Fortune, which has a great deal of power in other matters but especially in war, can bring about great changes in a situation through very slight forces. – Julius Caesar
Whatever conventional wisdom says, history does repeat itself. A study of early American explorers has lessons to offer that are relevant to high-technology companies hoping to conquer the bold, new territory of big data.
On April 30, 1803, American diplomats in Paris signed a treaty to purchase 828,000 square miles of French colonial territory in the center of the North American continent for $15M (roughly $250M in current terms), doubling the land area of the United States with a pen stroke. This huge swath of territory, today known as the Louisiana Purchase, encompassed nearly all of the Great Plains, a vast collection of grasslands and forest beginning on the banks of the Mississippi River that gradually faded into steppe country moving west to the Rocky Mountains.

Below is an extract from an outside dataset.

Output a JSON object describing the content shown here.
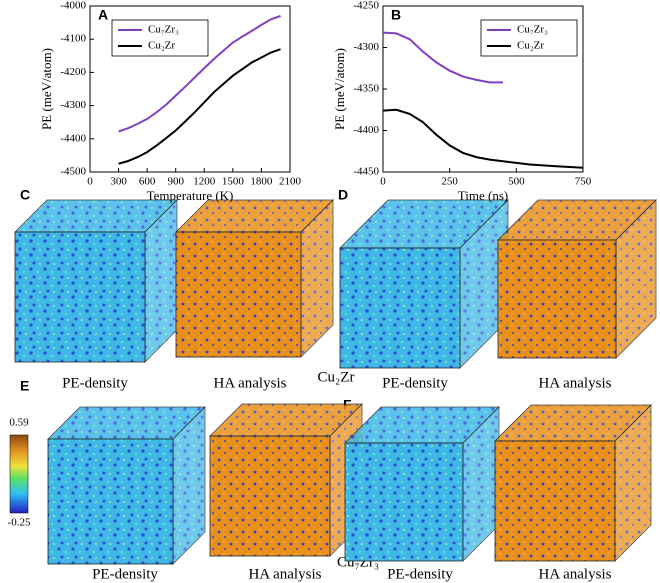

Jefferson commissioned an expedition to explore the newly acquired domain. Led by Army officers Meriwether Lewis and William Clark, a nine-man survey party departed St. Louis, Missouri in May 1804, following the Missouri River to its Montana headwaters by boat and then, leaving the boundaries of the Louisiana Purchase, proceeded overland down the Columbia River to the Pacific coast of Oregon, which they reached in late November 1805.
The primary objectives of the mission were to establish an American presence across the western reaches of the continent to the Pacific Ocean, as well as finding a viable water route for transcontinental commerce. Besides doing their best to establish trading relations with native tribes they came across, the expedition reported on the geographic, botanical, and wildlife details of the journey and the vast numbers of buffalo, elk, deer, and other animals encountered. Though the intent to find a navigable waterway across the continent remained unrealized, in every other respect the exploration of that vast western wilderness was a tremendous success for the expedition, resulting in many new discoveries.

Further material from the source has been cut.